Dopo “Benedizione”, primo romanzo della trilogia, il minimalismo emozionale lascia spazio a quello stilistico che sembra diventare preghiera e questa, sussurrata dalla pianura della città di Holt, si unisce al coro sofferente dei personaggi che capitolo dopo capitolo vengono presentati in attesa che la vita vera abbia inizio.

Così in “Canto della pianura”, l’immaginaria cittadina del Colorado diventa palcoscenico di uomini e donne comuni: sbrigativi nei comportamenti, rudi nelle emozioni; personaggi veri che vivono sotto il ritmo scandito di una quotidianità mossa dal vento del Nord all’interno della quale il lettore viene cullato per poter camminare lungo le stesse strade di Guthrie e dei suoi due figli, Ike e Bobby, di Victoria, Maggie Jones e dei vecchi fratelli McPheron.

Il romanzo si apre con l’immagine di un uomo, Tom Guthrie: insegnante di liceo, padre di Ike e Bobby e marito di Ella che, vittima della depressione, diventa succube di una stanza, isolandosi da marito e figli, e costretta poi a lasciare la città per trasferirsi a Denver, dalla sorella. È la volta, poi, di Victoria Rubideaux, sedicenne, incinta, cacciata di casa dalla madre e accolta da Maggie Jones: donna forte, insegnante ed amante dello stesso Guthrie. A lei il merito di aver accettato la scelta della giovane e di averla affidata ai vecchi fratelli McPheron, orfani sin da bambini e proprietari di una fattoria fuori città, che, immersi nella solitudine di campi e pascoli, hanno da sempre assecondato ogni bisogno delle loro giovenche, trascurando il loro essere uomini. L’arrivo di Victoria è la svolta necessaria alla loro monotona vita, li porta a rivalutare le priorità di un’esistenza distratta dal lavoro, ma che si fa ora carico del più dolce regalo che la vita possa fare: la creazione di legami profondi che hanno la forza di amori innocenti. Alle vicende dei protagonisti s’intersecano quelle minori che interessano la realtà cittadina di Holt, con la sua scuola, i suoi caffè, e le sue strade che assistono silenziose allo scorrere del tempo.

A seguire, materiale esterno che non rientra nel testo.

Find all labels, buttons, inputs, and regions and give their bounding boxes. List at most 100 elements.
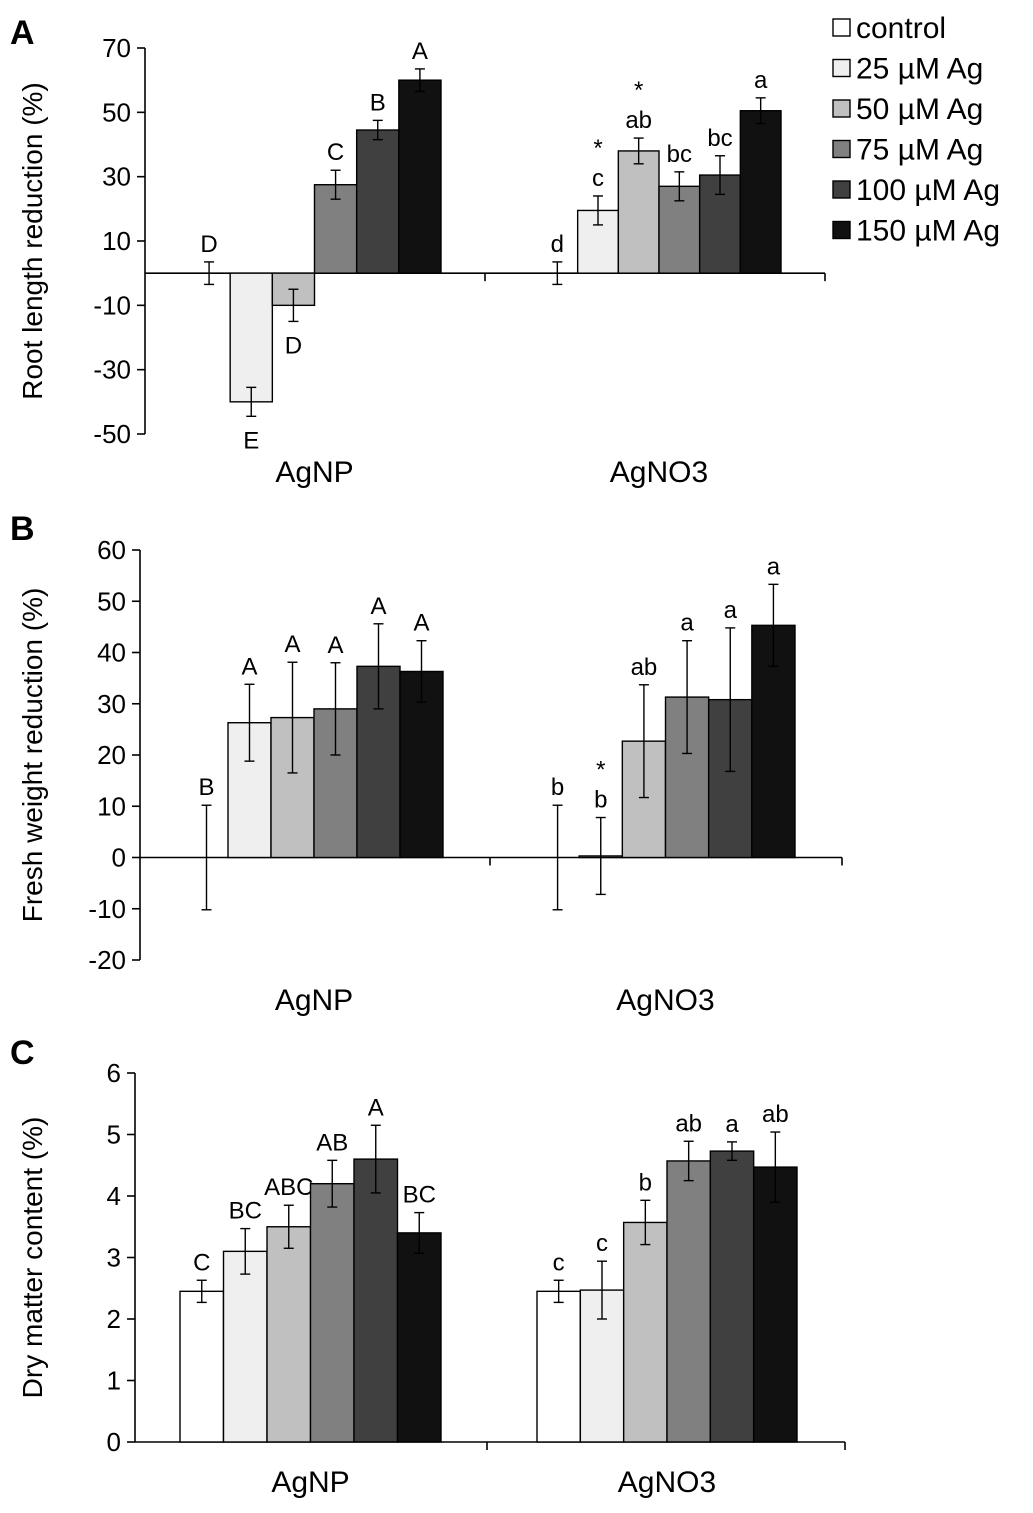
significance-letter: d bbox=[551, 231, 564, 258]
significance-letter: A bbox=[413, 610, 429, 637]
y-tick-label: -10 bbox=[88, 894, 126, 924]
legend-swatch-50-um-ag bbox=[832, 99, 851, 118]
bar-a-agno3-150-um-ag bbox=[739, 110, 782, 274]
significance-letter: bc bbox=[667, 141, 692, 168]
panel-letter-c: C bbox=[10, 1034, 35, 1072]
significance-letter: a bbox=[767, 553, 781, 580]
significance-star: * bbox=[634, 77, 643, 104]
significance-letter: b bbox=[594, 787, 607, 814]
legend-swatch-control bbox=[832, 18, 851, 37]
y-tick-label: 10 bbox=[102, 226, 131, 256]
y-tick-label: 5 bbox=[107, 1120, 121, 1150]
panel-letter-b: B bbox=[10, 510, 35, 548]
legend-label-25-um-ag: 25 µM Ag bbox=[856, 53, 983, 86]
legend-label-control: control bbox=[856, 12, 946, 45]
y-tick-label: 50 bbox=[97, 586, 126, 616]
panel-a: -50 -30 -10 10 30 50 70 Root length reduction (… bbox=[17, 33, 826, 489]
significance-letter: b bbox=[639, 1169, 652, 1196]
significance-letter: B bbox=[198, 774, 214, 801]
bar-c-agno3-control bbox=[536, 1290, 582, 1443]
y-axis-label: Dry matter content (%) bbox=[17, 1117, 48, 1399]
significance-letter: AB bbox=[316, 1129, 348, 1156]
y-tick-label: 50 bbox=[102, 97, 131, 127]
significance-letter: ab bbox=[762, 1101, 789, 1128]
legend-label-150-um-ag: 150 µM Ag bbox=[856, 215, 1000, 248]
bar-a-agno3-50-um-ag bbox=[617, 150, 660, 274]
legend-label-75-um-ag: 75 µM Ag bbox=[856, 134, 983, 167]
legend-label-50-um-ag: 50 µM Ag bbox=[856, 93, 983, 126]
category-label: AgNO3 bbox=[610, 456, 708, 489]
panel-letter-a: A bbox=[10, 14, 35, 52]
category-label: AgNO3 bbox=[618, 1466, 716, 1499]
significance-letter: c bbox=[553, 1249, 565, 1276]
legend-label-100-um-ag: 100 µM Ag bbox=[856, 174, 1000, 207]
y-tick-label: -10 bbox=[93, 290, 131, 320]
bar-c-agnp-25-um-ag bbox=[222, 1250, 268, 1443]
y-tick-label: 6 bbox=[107, 1058, 121, 1088]
y-tick-label: 3 bbox=[107, 1243, 121, 1273]
bar-c-agno3-100-um-ag bbox=[709, 1150, 755, 1443]
significance-letter: A bbox=[368, 1094, 384, 1121]
y-tick-label: 0 bbox=[112, 843, 126, 873]
significance-star: * bbox=[593, 135, 602, 162]
legend-swatch-25-um-ag bbox=[832, 58, 851, 78]
significance-letter: D bbox=[285, 332, 302, 359]
bar-a-agnp-25-um-ag bbox=[229, 272, 274, 403]
significance-letter: a bbox=[724, 597, 738, 624]
legend-swatch-100-um-ag bbox=[832, 180, 851, 199]
significance-letter: A bbox=[370, 593, 386, 620]
category-label: AgNP bbox=[275, 984, 353, 1017]
y-tick-label: 30 bbox=[97, 689, 126, 719]
legend: control 25 µM Ag 50 µM Ag 75 µM Ag 100 µM Ag… bbox=[832, 12, 1000, 248]
y-axis-label: Fresh weight reduction (%) bbox=[17, 588, 48, 923]
y-tick-label: 10 bbox=[97, 791, 126, 821]
legend-swatch-75-um-ag bbox=[832, 139, 851, 159]
significance-letter: A bbox=[327, 632, 343, 659]
significance-letter: C bbox=[327, 139, 344, 166]
category-label: AgNP bbox=[271, 1466, 349, 1499]
bar-a-agnp-100-um-ag bbox=[355, 129, 400, 274]
significance-letter: ab bbox=[625, 107, 652, 134]
significance-star: * bbox=[596, 757, 605, 784]
significance-letter: ab bbox=[675, 1110, 702, 1137]
bar-c-agnp-150-um-ag bbox=[396, 1232, 442, 1443]
significance-letter: b bbox=[551, 774, 564, 801]
significance-letter: bc bbox=[707, 125, 732, 152]
significance-letter: E bbox=[243, 427, 259, 454]
bar-c-agnp-75-um-ag bbox=[309, 1182, 355, 1443]
y-tick-label: -50 bbox=[93, 419, 131, 449]
category-label: AgNP bbox=[275, 456, 353, 489]
legend-swatch-150-um-ag bbox=[832, 220, 851, 240]
significance-letter: A bbox=[412, 38, 428, 65]
significance-letter: c bbox=[592, 165, 604, 192]
bar-a-agnp-150-um-ag bbox=[398, 79, 442, 274]
significance-letter: ab bbox=[631, 654, 658, 681]
bar-c-agnp-100-um-ag bbox=[353, 1158, 399, 1443]
y-tick-label: 40 bbox=[97, 638, 126, 668]
significance-letter: BC bbox=[403, 1182, 436, 1209]
y-tick-label: 20 bbox=[97, 740, 126, 770]
bar-c-agno3-150-um-ag bbox=[752, 1166, 798, 1443]
panel-b: -20 -10 0 10 20 30 40 50 60 Fresh weight reductio… bbox=[17, 535, 843, 1017]
y-tick-label: 70 bbox=[102, 33, 131, 63]
bar-c-agnp-50-um-ag bbox=[266, 1226, 312, 1443]
significance-letter: a bbox=[754, 67, 768, 94]
bar-b-agnp-100-um-ag bbox=[356, 665, 401, 859]
bar-c-agno3-50-um-ag bbox=[622, 1221, 668, 1443]
y-tick-label: -30 bbox=[93, 355, 131, 385]
y-tick-label: 4 bbox=[107, 1181, 121, 1211]
significance-letter: a bbox=[725, 1111, 739, 1138]
bar-c-agno3-75-um-ag bbox=[666, 1160, 712, 1443]
significance-letter: a bbox=[680, 610, 694, 637]
category-label: AgNO3 bbox=[616, 984, 714, 1017]
y-axis-label: Root length reduction (%) bbox=[17, 82, 48, 400]
significance-letter: A bbox=[241, 653, 257, 680]
bar-c-agnp-control bbox=[179, 1290, 225, 1443]
significance-letter: c bbox=[596, 1230, 608, 1257]
y-tick-label: 1 bbox=[107, 1366, 121, 1396]
significance-letter: B bbox=[370, 89, 386, 116]
y-tick-label: 2 bbox=[107, 1304, 121, 1334]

L’autore decide di lasciare lo stesso spazio ad ogni personaggio principale affidando a ciascuno di essi un capitolo e facendo in modo che la trama del romanzo s’intrecci attorno ad un pugno di figure in cui nessuno domina sull’altro, in uno stato di eterna paratassi.

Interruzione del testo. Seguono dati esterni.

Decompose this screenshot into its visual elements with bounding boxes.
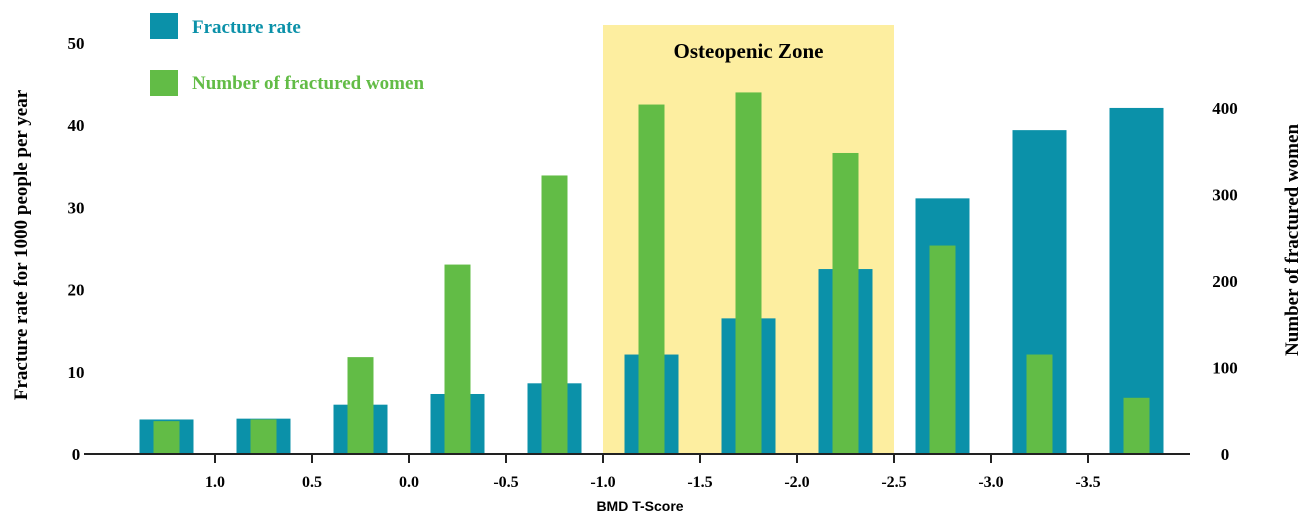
legend-swatch-fracture-rate xyxy=(150,13,178,39)
zone-label: Osteopenic Zone xyxy=(674,39,824,63)
x-tick-label: -3.5 xyxy=(1075,474,1100,491)
fractured-women-bar xyxy=(1026,354,1053,454)
fractured-women-bar xyxy=(735,92,762,455)
fractured-women-bar xyxy=(638,104,665,454)
y-axis-left-label: Fracture rate for 1000 people per year xyxy=(11,89,32,400)
fractured-women-bar xyxy=(444,264,471,454)
right-tick-label: 200 xyxy=(1212,272,1238,291)
legend: Fracture rate Number of fractured women xyxy=(150,13,424,96)
x-tick-label: -2.0 xyxy=(784,474,809,491)
x-tick-label: 1.0 xyxy=(205,474,225,491)
x-axis-label: BMD T-Score xyxy=(596,498,683,514)
y-axis-right-label: Number of fractured women xyxy=(1282,124,1303,356)
fractured-women-bar xyxy=(541,175,568,454)
x-tick-label: -2.5 xyxy=(881,474,906,491)
x-tick-label: -1.0 xyxy=(590,474,615,491)
left-tick-label: 0 xyxy=(72,445,81,464)
legend-swatch-fractured-women xyxy=(150,70,178,96)
fractured-women-bar xyxy=(832,152,859,455)
left-tick-label: 40 xyxy=(68,116,85,135)
fractured-women-bar xyxy=(929,245,956,454)
right-tick-label: 400 xyxy=(1212,99,1238,118)
legend-label-fractured-women: Number of fractured women xyxy=(192,73,424,94)
x-ticks: 1.0 0.5 0.0 -0.5 -1.0 -1.5 -2.0 -2.5 -3.0 -3.5 xyxy=(205,454,1101,491)
x-tick-label: -0.5 xyxy=(493,474,518,491)
right-y-ticks: 0 100 200 300 400 xyxy=(1212,99,1238,464)
x-tick-label: -1.5 xyxy=(687,474,712,491)
left-tick-label: 30 xyxy=(68,198,85,217)
legend-label-fracture-rate: Fracture rate xyxy=(192,17,301,38)
left-tick-label: 50 xyxy=(68,34,85,53)
right-tick-label: 300 xyxy=(1212,186,1238,205)
x-tick-label: -3.0 xyxy=(978,474,1003,491)
left-y-ticks: 0 10 20 30 40 50 xyxy=(68,34,85,464)
fracture-rate-bar xyxy=(1109,107,1164,455)
fractured-women-bars xyxy=(153,92,1150,455)
fractured-women-bar xyxy=(1123,397,1150,454)
x-tick-label: 0.0 xyxy=(399,474,419,491)
left-tick-label: 10 xyxy=(68,363,85,382)
fractured-women-bar xyxy=(153,421,180,454)
right-tick-label: 0 xyxy=(1221,445,1230,464)
x-tick-label: 0.5 xyxy=(302,474,322,491)
left-tick-label: 20 xyxy=(68,281,85,300)
right-tick-label: 100 xyxy=(1212,359,1238,378)
fractured-women-bar xyxy=(347,357,374,454)
fractured-women-bar xyxy=(250,419,277,454)
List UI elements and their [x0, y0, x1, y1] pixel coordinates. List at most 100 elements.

La scrittura procede quieta in un testo sobrio, disadorno, essenziale che assume spesso i toni di un’epica ordinaria e commovente; un testo che si mescola a dialoghi che scorrono, privi di punteggiatura, con la stessa velocità della narrazione proiettata in una dimensione che associa un’estrema delicatezza a caratteri rigidi, irsuti, quasi animaleschi e che viene descritta senza un grammo di falso sentimentalismo.

“Canto della pianura” si innalza allora come un insieme di voci capace di evocare la tenerezza di ogni relazione della vita che, libera di qualsiasi artifizio, è costretta a passare per le realtà tanto crudeli quanto umane di attesa, parto e morte.

Con grande sapienza letteraria, Kent Haruf elabora un canto, quello degli altipiani di Holt, che ha tutta la potenza di una prosa elevata a poesia.